Six years ago, German police searched a U.S. Army staff sergeant’s apartment and discovered video of the solider having sex with a woman while another man “physically participat[ed] in the sexual activity.” Although the sex was consensual, a court-martial convicted the soldier of “committing an indecent act with another.” Last week, the United States Court of Appeals for the Armed Forces affirmed this conviction.

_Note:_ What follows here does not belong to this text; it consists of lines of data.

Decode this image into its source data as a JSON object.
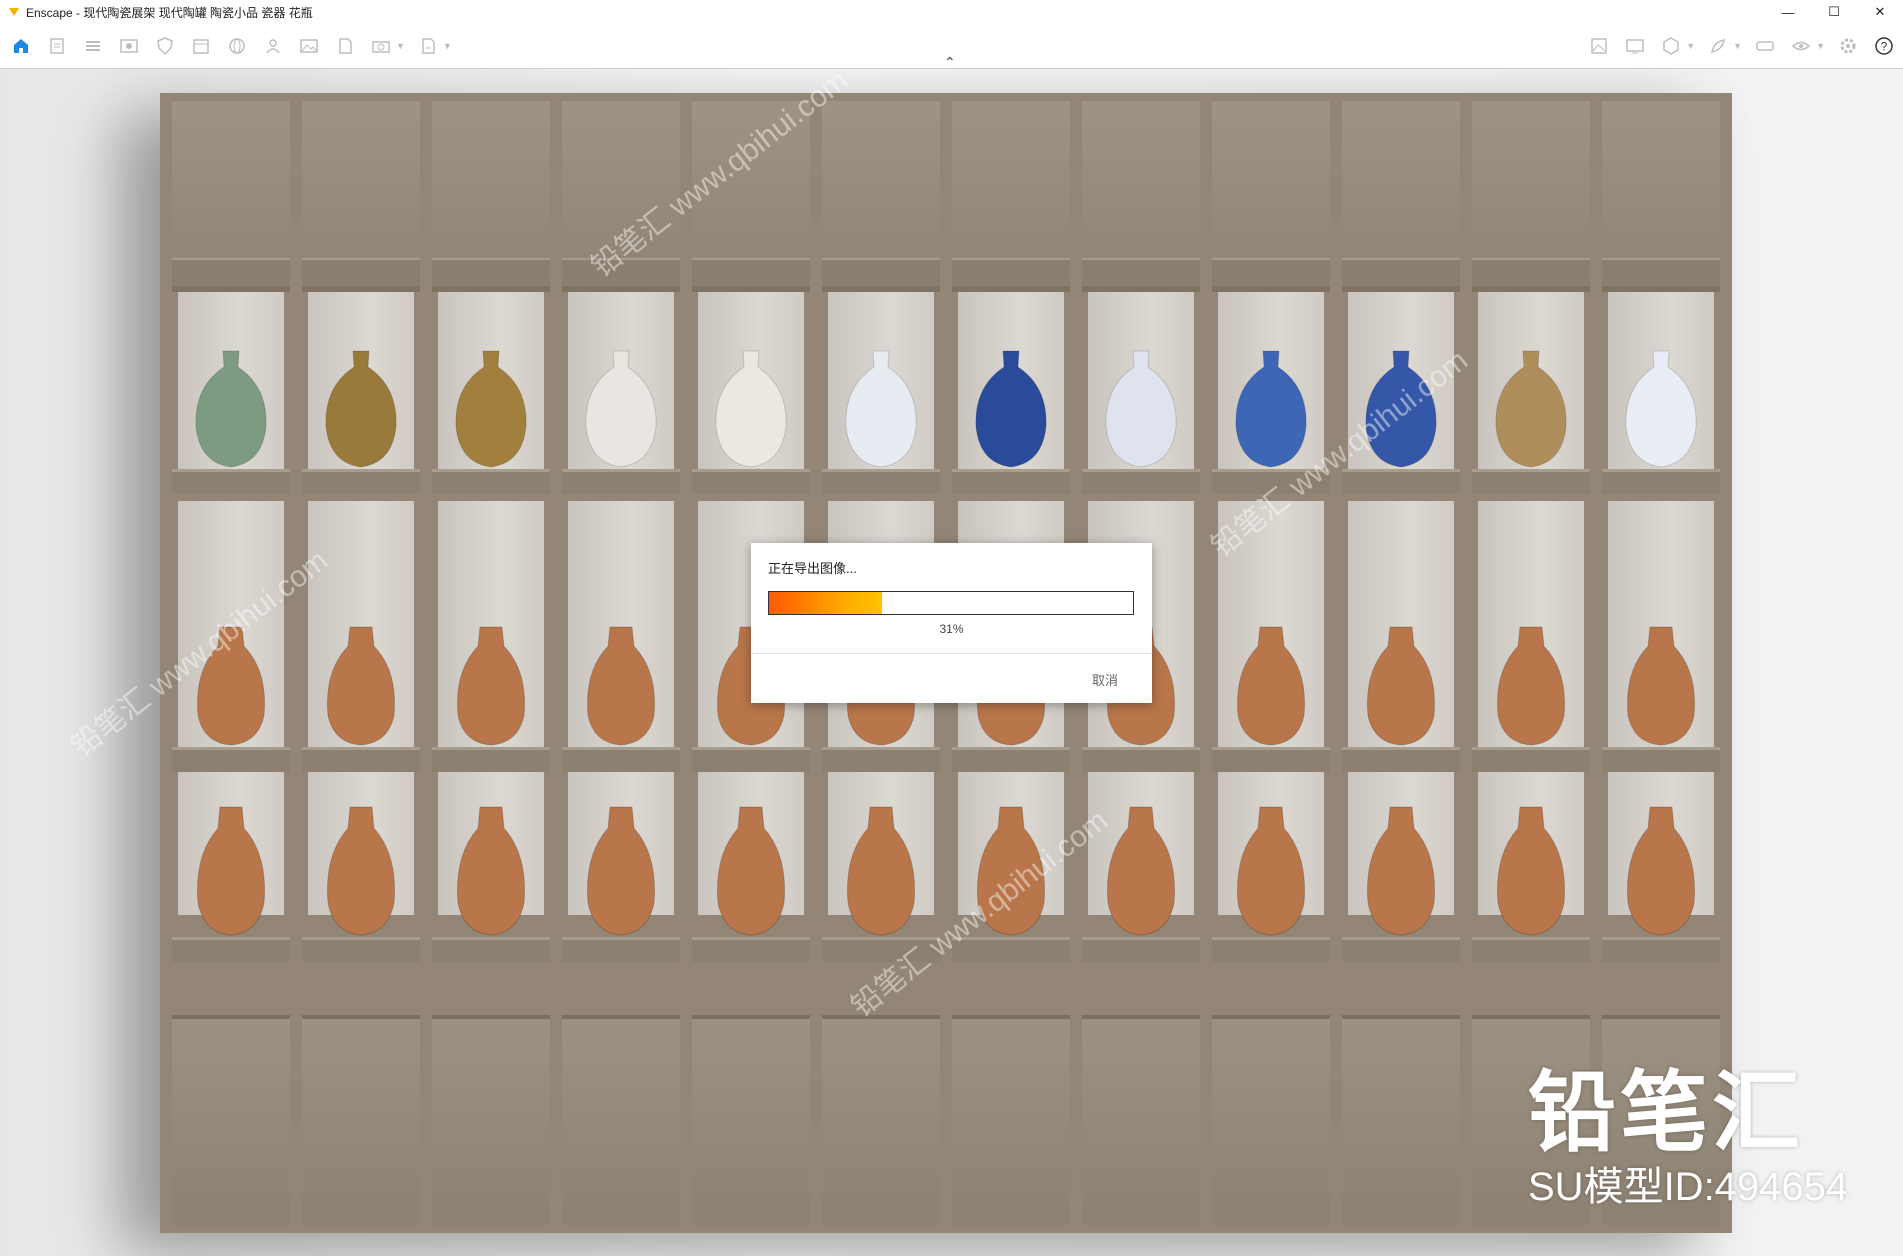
{
  "window": {
    "title": "Enscape - 现代陶瓷展架 现代陶罐 陶瓷小品 瓷器 花瓶",
    "minimize": "—",
    "maximize": "☐",
    "close": "✕",
    "help": "?"
  },
  "toolbar": {
    "left_icons": [
      "home-icon",
      "document-icon",
      "list-icon",
      "eye-screen-icon",
      "shield-icon",
      "calendar-icon",
      "globe-icon",
      "asset-icon",
      "image-icon",
      "render-icon",
      "camera-icon",
      "export-icon"
    ],
    "right_icons": [
      "image-export-icon",
      "screen-icon",
      "cube-icon",
      "feather-icon",
      "vr-headset-icon",
      "visibility-icon",
      "settings-icon",
      "help-icon"
    ],
    "accent_color": "#1e88e5"
  },
  "dialog": {
    "title": "正在导出图像...",
    "progress_percent": 31,
    "progress_text": "31%",
    "cancel_label": "取消",
    "progress_colors": [
      "#ff5a00",
      "#ffc400"
    ]
  },
  "watermark": {
    "brand": "铅笔汇",
    "model_id": "SU模型ID:494654",
    "diagonal_text": "铅笔汇 www.qbihui.com"
  }
}
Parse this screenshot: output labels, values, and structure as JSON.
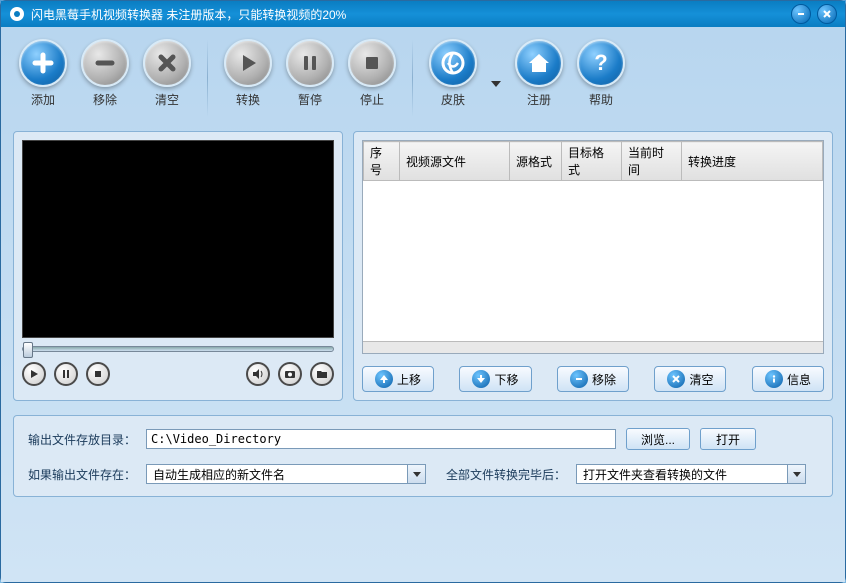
{
  "titlebar": {
    "title": "闪电黑莓手机视频转换器   未注册版本，只能转换视频的20%"
  },
  "toolbar": {
    "add": "添加",
    "remove": "移除",
    "clear": "清空",
    "convert": "转换",
    "pause": "暂停",
    "stop": "停止",
    "skin": "皮肤",
    "register": "注册",
    "help": "帮助"
  },
  "table": {
    "columns": [
      "序号",
      "视频源文件",
      "源格式",
      "目标格式",
      "当前时间",
      "转换进度"
    ]
  },
  "listButtons": {
    "up": "上移",
    "down": "下移",
    "remove": "移除",
    "clear": "清空",
    "info": "信息"
  },
  "bottom": {
    "outputDirLabel": "输出文件存放目录：",
    "outputDirValue": "C:\\Video_Directory",
    "browse": "浏览...",
    "open": "打开",
    "ifExistsLabel": "如果输出文件存在：",
    "ifExistsValue": "自动生成相应的新文件名",
    "afterAllLabel": "全部文件转换完毕后：",
    "afterAllValue": "打开文件夹查看转换的文件"
  }
}
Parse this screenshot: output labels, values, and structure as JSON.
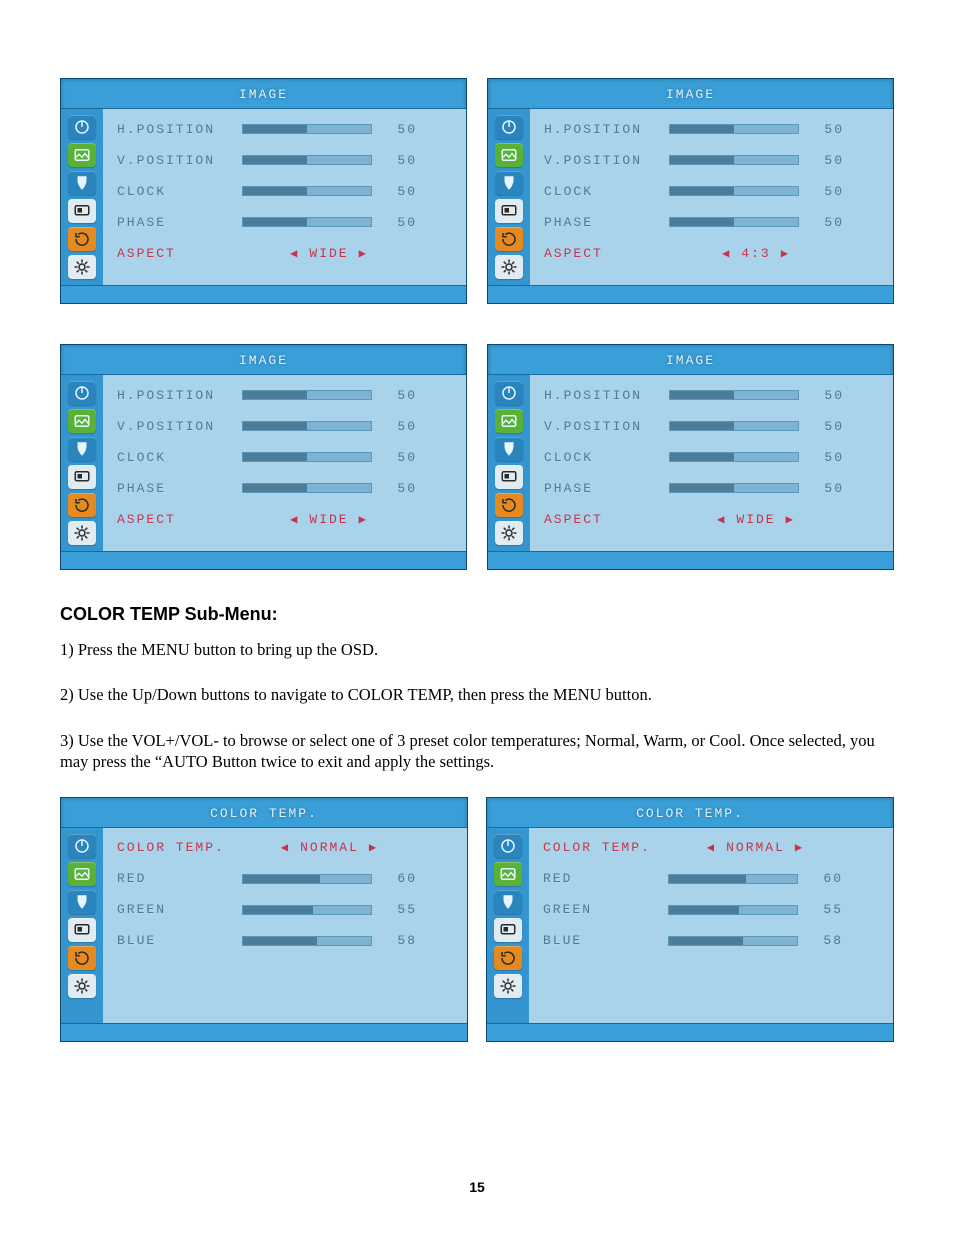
{
  "image_panels": [
    {
      "title": "IMAGE",
      "items": [
        {
          "label": "H.POSITION",
          "value": 50
        },
        {
          "label": "V.POSITION",
          "value": 50
        },
        {
          "label": "CLOCK",
          "value": 50
        },
        {
          "label": "PHASE",
          "value": 50
        }
      ],
      "aspect_label": "ASPECT",
      "aspect_value": "WIDE",
      "aspect_active": true
    },
    {
      "title": "IMAGE",
      "items": [
        {
          "label": "H.POSITION",
          "value": 50
        },
        {
          "label": "V.POSITION",
          "value": 50
        },
        {
          "label": "CLOCK",
          "value": 50
        },
        {
          "label": "PHASE",
          "value": 50
        }
      ],
      "aspect_label": "ASPECT",
      "aspect_value": "4:3",
      "aspect_active": true
    },
    {
      "title": "IMAGE",
      "items": [
        {
          "label": "H.POSITION",
          "value": 50
        },
        {
          "label": "V.POSITION",
          "value": 50
        },
        {
          "label": "CLOCK",
          "value": 50
        },
        {
          "label": "PHASE",
          "value": 50
        }
      ],
      "aspect_label": "ASPECT",
      "aspect_value": "WIDE",
      "aspect_active": true
    },
    {
      "title": "IMAGE",
      "items": [
        {
          "label": "H.POSITION",
          "value": 50
        },
        {
          "label": "V.POSITION",
          "value": 50
        },
        {
          "label": "CLOCK",
          "value": 50
        },
        {
          "label": "PHASE",
          "value": 50
        }
      ],
      "aspect_label": "ASPECT",
      "aspect_value": "WIDE",
      "aspect_active": true
    }
  ],
  "section_heading": "COLOR TEMP Sub-Menu:",
  "paragraphs": [
    "1) Press the MENU button to bring up the OSD.",
    "2) Use the Up/Down buttons to navigate to COLOR TEMP, then press the MENU button.",
    "3) Use the VOL+/VOL- to browse or select one of 3 preset color temperatures; Normal, Warm, or Cool. Once selected, you may press the “AUTO Button twice to exit and apply the settings."
  ],
  "color_panels": [
    {
      "title": "COLOR TEMP.",
      "ct_label": "COLOR TEMP.",
      "ct_value": "NORMAL",
      "ct_active": true,
      "items": [
        {
          "label": "RED",
          "value": 60
        },
        {
          "label": "GREEN",
          "value": 55
        },
        {
          "label": "BLUE",
          "value": 58
        }
      ]
    },
    {
      "title": "COLOR TEMP.",
      "ct_label": "COLOR TEMP.",
      "ct_value": "NORMAL",
      "ct_active": true,
      "items": [
        {
          "label": "RED",
          "value": 60
        },
        {
          "label": "GREEN",
          "value": 55
        },
        {
          "label": "BLUE",
          "value": 58
        }
      ]
    }
  ],
  "page_number": "15",
  "arrow_left": "◀",
  "arrow_right": "▶"
}
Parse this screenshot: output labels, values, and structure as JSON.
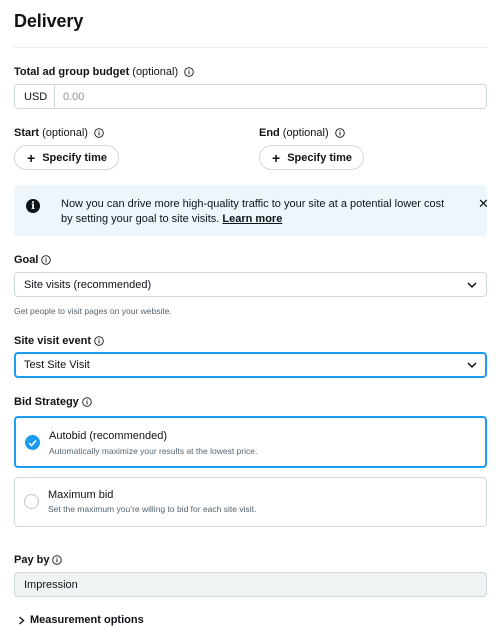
{
  "page": {
    "title": "Delivery"
  },
  "budget": {
    "label": "Total ad group budget",
    "optional": "(optional)",
    "currency": "USD",
    "placeholder": "0.00",
    "value": ""
  },
  "schedule": {
    "start_label": "Start",
    "start_optional": "(optional)",
    "start_button": "Specify time",
    "end_label": "End",
    "end_optional": "(optional)",
    "end_button": "Specify time",
    "plus_glyph": "+"
  },
  "banner": {
    "icon_glyph": "i",
    "text": "Now you can drive more high-quality traffic to your site at a potential lower cost by setting your goal to site visits.",
    "link": "Learn more",
    "close_glyph": "✕"
  },
  "goal": {
    "label": "Goal",
    "value": "Site visits (recommended)",
    "helper": "Get people to visit pages on your website."
  },
  "site_visit_event": {
    "label": "Site visit event",
    "value": "Test Site Visit"
  },
  "bid_strategy": {
    "label": "Bid Strategy",
    "options": [
      {
        "title": "Autobid (recommended)",
        "description": "Automatically maximize your results at the lowest price.",
        "selected": true
      },
      {
        "title": "Maximum bid",
        "description": "Set the maximum you’re willing to bid for each site visit.",
        "selected": false
      }
    ]
  },
  "pay_by": {
    "label": "Pay by",
    "value": "Impression"
  },
  "measurement": {
    "label": "Measurement options"
  },
  "icons": {
    "info": "info-circle-icon",
    "chevron_down": "chevron-down-icon",
    "chevron_right": "chevron-right-icon",
    "check": "check-icon",
    "close": "close-icon",
    "plus": "plus-icon"
  },
  "colors": {
    "accent": "#1d9bf0",
    "text": "#0f1419",
    "muted": "#536471",
    "border": "#cfd9de",
    "banner_bg": "#eef6fb",
    "readonly_bg": "#eff3f4"
  }
}
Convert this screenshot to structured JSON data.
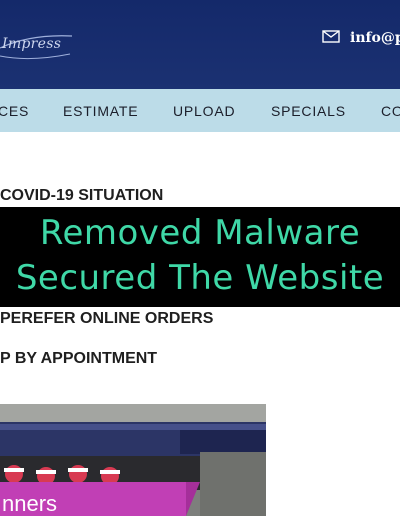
{
  "header": {
    "logo_text": "Impress",
    "contact_email": "info@p"
  },
  "nav": {
    "items": [
      "CES",
      "ESTIMATE",
      "UPLOAD",
      "SPECIALS",
      "CO"
    ]
  },
  "notices": {
    "covid": "COVID-19 SITUATION",
    "orders": "PEREFER ONLINE ORDERS",
    "appointment": "P BY APPOINTMENT"
  },
  "overlay": {
    "line1": "Removed Malware",
    "line2": "Secured The Website",
    "text_color": "#3fd8a7",
    "background": "#000000"
  },
  "promo": {
    "label": "nners"
  },
  "colors": {
    "header_bg": "#14296a",
    "nav_bg": "#bcdce8",
    "promo_label_bg": "#c13fb5"
  }
}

Had the participants in this video been civilians, there is little question that their actions would have been protected by the Constitution under the Supreme Court’s decision in Lawrence v. Texas, which prohibits criminalizing private, non-commercial sexual activity involving consenting adults. The court explained, however, that service members rights under Lawrence are not as broad as the rights of civilians:
No one disagrees that wholly private and consensual sexual activity, without more, falls within Lawrence. But that does not answer the altogether different question whether permitting a third party to observe and memorialize one’s sexual activity on videotape is categorically protected as “wholly private and consensual sexual activity” where the trier of fact has deemed the conduct to be prejudicial to good order and discipline in the armed forces and service discrediting. We hold that, under the circumstances of this case, it is not.
This case presents fairly unusual facts — most people do not videotape themselves engaged in threesomes — and the court’s reasoning is closely tied to the unusual facts of the case. Nevertheless, it does provide a warning to Americans in the military that their sexual liberties under the Constitution are less robust than the rights of civilians.